Anticoagulation treatment was initiated according to international guidelines (4), with favourable results. In the case of patient A, the use of systemic thrombolysis was justified by the presence of high-risk PE and the rapid diagnosis (within the first 48 hr of symptom onset). In contrast, patient C, also diagnosed with high-risk PE, presented 1 month after symptom onset, making systemic thrombolysis deemed inappropriate in this instance.

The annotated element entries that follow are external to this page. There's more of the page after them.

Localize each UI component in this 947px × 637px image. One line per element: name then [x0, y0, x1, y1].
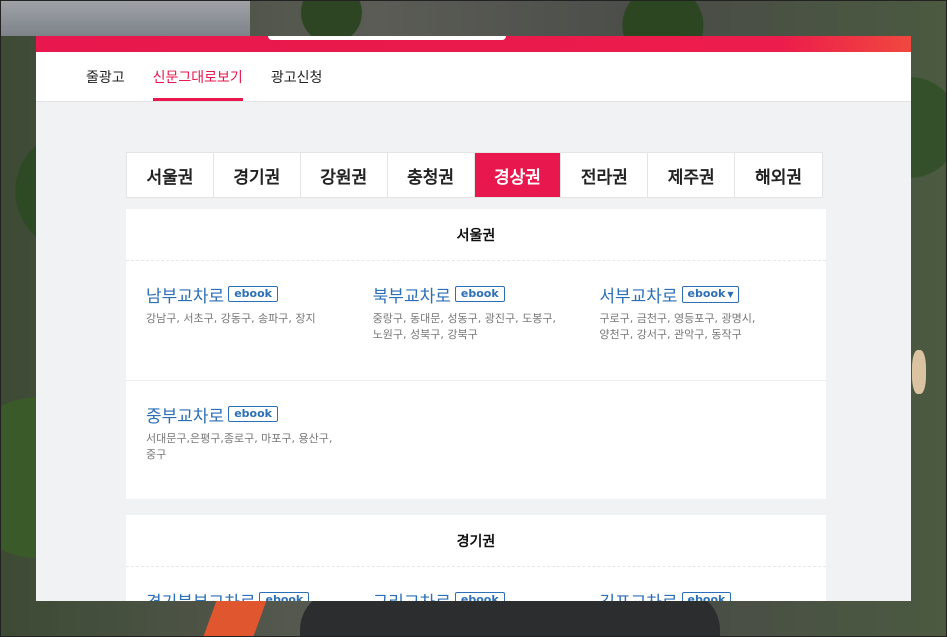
ebook-button[interactable]: ebook	[454, 592, 505, 601]
paper-areas: 서대문구,은평구,종로구, 마포구, 용산구, 중구	[146, 432, 333, 461]
region-title: 서울권	[126, 209, 826, 261]
paper-item: 경기북부교차로 ebook	[146, 587, 373, 601]
paper-link-guri[interactable]: 구리교차로	[373, 588, 451, 602]
background-roof	[0, 0, 250, 36]
paper-item: 남부교차로 ebook 강남구, 서초구, 강동구, 송파구, 장지	[146, 281, 373, 380]
paper-item: 구리교차로 ebook	[373, 587, 600, 601]
paper-areas: 구로구, 금천구, 영등포구, 광명시, 양천구, 강서구, 관악구, 동작구	[599, 312, 756, 341]
background-figure	[912, 350, 926, 394]
tab-jeolla[interactable]: 전라권	[561, 153, 649, 197]
ebook-button[interactable]: ebook	[259, 592, 310, 601]
ebook-dropdown-button[interactable]: ebook ▼	[681, 285, 740, 303]
tab-gangwon[interactable]: 강원권	[301, 153, 388, 197]
subnav-item-ad-request[interactable]: 광고신청	[271, 52, 323, 101]
paper-row: 남부교차로 ebook 강남구, 서초구, 강동구, 송파구, 장지 북부교차로…	[126, 261, 826, 380]
paper-link-gimpo[interactable]: 김포교차로	[599, 588, 677, 602]
paper-areas: 중랑구, 동대문, 성동구, 광진구, 도봉구, 노원구, 성북구, 강북구	[372, 312, 556, 341]
paper-item: 중부교차로 ebook 서대문구,은평구,종로구, 마포구, 용산구, 중구	[146, 401, 379, 499]
region-section-seoul: 서울권 남부교차로 ebook 강남구, 서초구, 강동구, 송파구, 장지 북…	[126, 209, 826, 499]
ebook-button[interactable]: ebook	[454, 286, 505, 302]
tab-chungcheong[interactable]: 충청권	[388, 153, 475, 197]
tab-gyeongsang[interactable]: 경상권	[474, 153, 562, 197]
tab-overseas[interactable]: 해외권	[735, 153, 822, 197]
tab-gyeonggi[interactable]: 경기권	[214, 153, 301, 197]
content-area: 서울권 경기권 강원권 충청권 경상권 전라권 제주권 해외권 서울권 남부교차…	[36, 102, 911, 601]
ebook-button[interactable]: ebook	[228, 406, 278, 422]
sub-navigation: 줄광고 신문그대로보기 광고신청	[36, 52, 911, 102]
paper-link-gyeonggi-bukbu[interactable]: 경기북부교차로	[146, 588, 255, 602]
top-bar-notch	[268, 36, 506, 40]
ebook-button[interactable]: ebook	[228, 286, 278, 302]
paper-row: 경기북부교차로 ebook 구리교차로 ebook 김포교차로 ebook	[126, 567, 826, 601]
main-panel: 줄광고 신문그대로보기 광고신청 서울권 경기권 강원권 충청권 경상권 전라권…	[36, 36, 911, 601]
paper-link-nambu[interactable]: 남부교차로	[146, 282, 224, 307]
region-section-gyeonggi: 경기권 경기북부교차로 ebook 구리교차로 ebook 김포교	[126, 515, 826, 601]
paper-row: 중부교차로 ebook 서대문구,은평구,종로구, 마포구, 용산구, 중구	[126, 380, 826, 499]
top-accent-bar	[36, 36, 911, 52]
tab-jeju[interactable]: 제주권	[648, 153, 736, 197]
region-tabs: 서울권 경기권 강원권 충청권 경상권 전라권 제주권 해외권	[126, 152, 823, 198]
paper-item: 북부교차로 ebook 중랑구, 동대문, 성동구, 광진구, 도봉구, 노원구…	[373, 281, 600, 380]
caret-down-icon: ▼	[727, 289, 734, 299]
paper-link-seobu[interactable]: 서부교차로	[599, 282, 677, 307]
paper-link-jungbu[interactable]: 중부교차로	[146, 402, 224, 427]
ebook-button[interactable]: ebook	[681, 592, 732, 601]
region-title: 경기권	[126, 515, 826, 567]
tab-seoul[interactable]: 서울권	[127, 153, 214, 197]
paper-link-bukbu[interactable]: 북부교차로	[373, 282, 451, 307]
subnav-item-newspaper-view[interactable]: 신문그대로보기	[152, 52, 243, 101]
paper-areas: 강남구, 서초구, 강동구, 송파구, 장지	[146, 312, 316, 325]
paper-item: 김포교차로 ebook	[599, 587, 826, 601]
ebook-label: ebook	[687, 286, 726, 300]
paper-item: 서부교차로 ebook ▼ 구로구, 금천구, 영등포구, 광명시, 양천구, 강…	[599, 281, 826, 380]
subnav-item-classified[interactable]: 줄광고	[86, 52, 125, 101]
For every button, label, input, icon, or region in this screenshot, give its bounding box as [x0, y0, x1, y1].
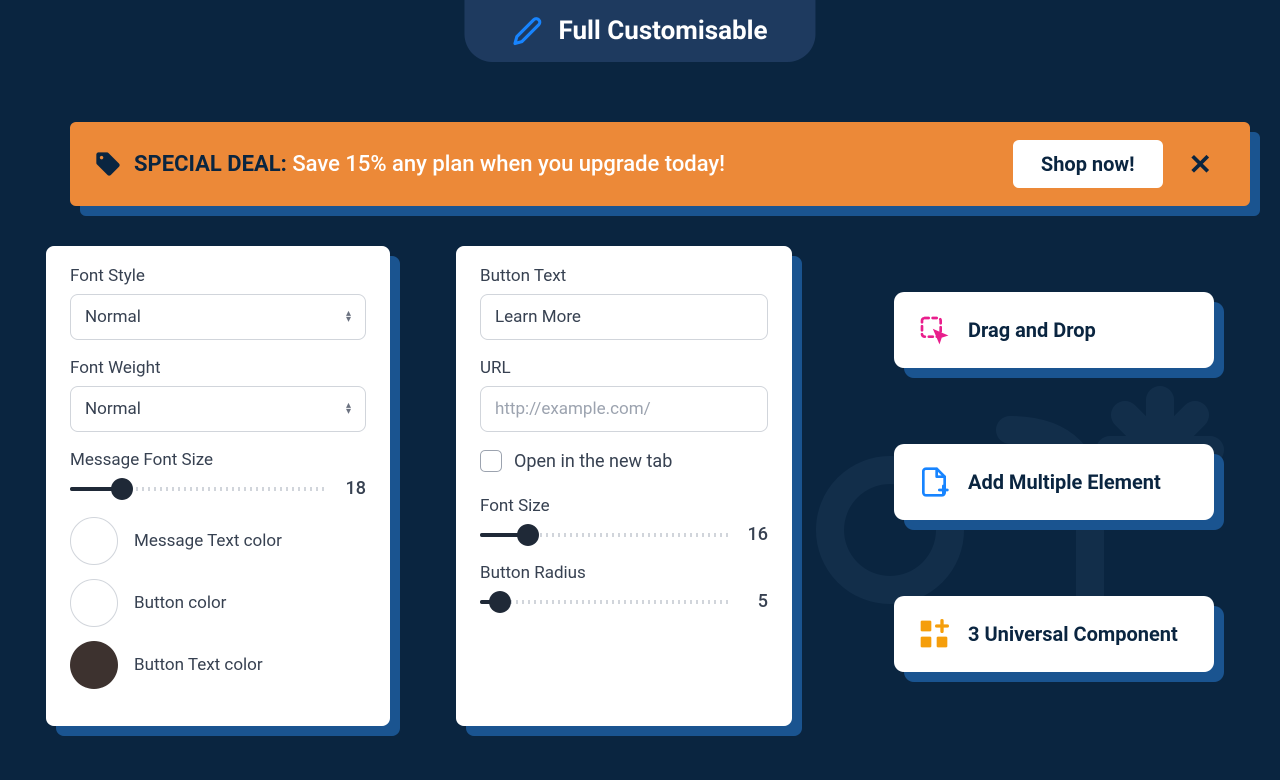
font-weight-label: Font Weight — [70, 358, 366, 378]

Given the diagnosis of PE in these patients, a haematological consultation was recommended upon discharge to identify a possible coagulopathy. Subsequent evaluation revealed the presence of thrombophilic abnormalities with varying degrees of risk for recurrence of thromboembolic events. Although current guidelines do not recommend routine genetic testing for thrombophilias before initiating hormonal contraceptive therapy (11), we consider that these cases highlight the importance of a careful anamnestic, clinical and laboratory evaluation, such as complete blood count, coagulation profile, liver function tests, and, in selected cases, targetted thrombophilia screening, before prescribing them. It is important to emphasise that VTE and PE have significant mortality and morbidity, implying additional costs for diagnosis, treatment and management of long-term complications, such as recurrence of thromboembolic events, post-thrombotic syndrome or chronic thromboembolic PH. In this context, the decision regarding duration of anticoagulant treatment post-PE in the above patients was individualised, taking into account both severity of the thrombotic episode and thrombophilic status of each one. So, for patients A and B, long-term anticoagulation (beyond 6 months) was not considered necessary, as current evidence indicates a low-to-moderate risk of recurrent VTE associated with these inherited thrombophilias (6, 12). Additionally, following specialist consultations, COC therapy was discontinued in both cases. In contrast, for patient C, a transition to vitamin K antagonist therapy was decided, with monitoring of the INR value in accordance with international recommendations (13). The decision regarding the duration of anticoagulation in this case will be deferred to the expertise of the haematologist, who will tailor the treatment plan based on the evolving clinical and laboratory profile.
The importance of presenting these cases lies in the fact that all three patients were young, without a history of thrombosis, but with acquired risk factors, and were initially misdiagnosed with other conditions. The particularity of these cases lies in the need for different therapeutic approaches, adapted to the severity of each situation. The subsequent identification of coagulopathies in all patients emphasises the importance of a rigorous evaluation before prescribing COCs and of a high clinical suspicion in the face of persistent respiratory symptoms.
In conclusion, these clinical cases emphasise the importance of early recognition and diagnosis of PE in young patients, especially in the presence of predisposing risk factors. Although guidelines do not recommend routine genetic testing before initiating hormonal therapy, these cases highlight the importance of a thorough anamnestic and clinical evaluation, which allows the identification of patients at increased risk of thrombotic events. Treatment should be adapted to each case, based on clinical and paraclinical evaluation. We reiterate that PE not only has significant mortality but also a major impact on long-term quality of life.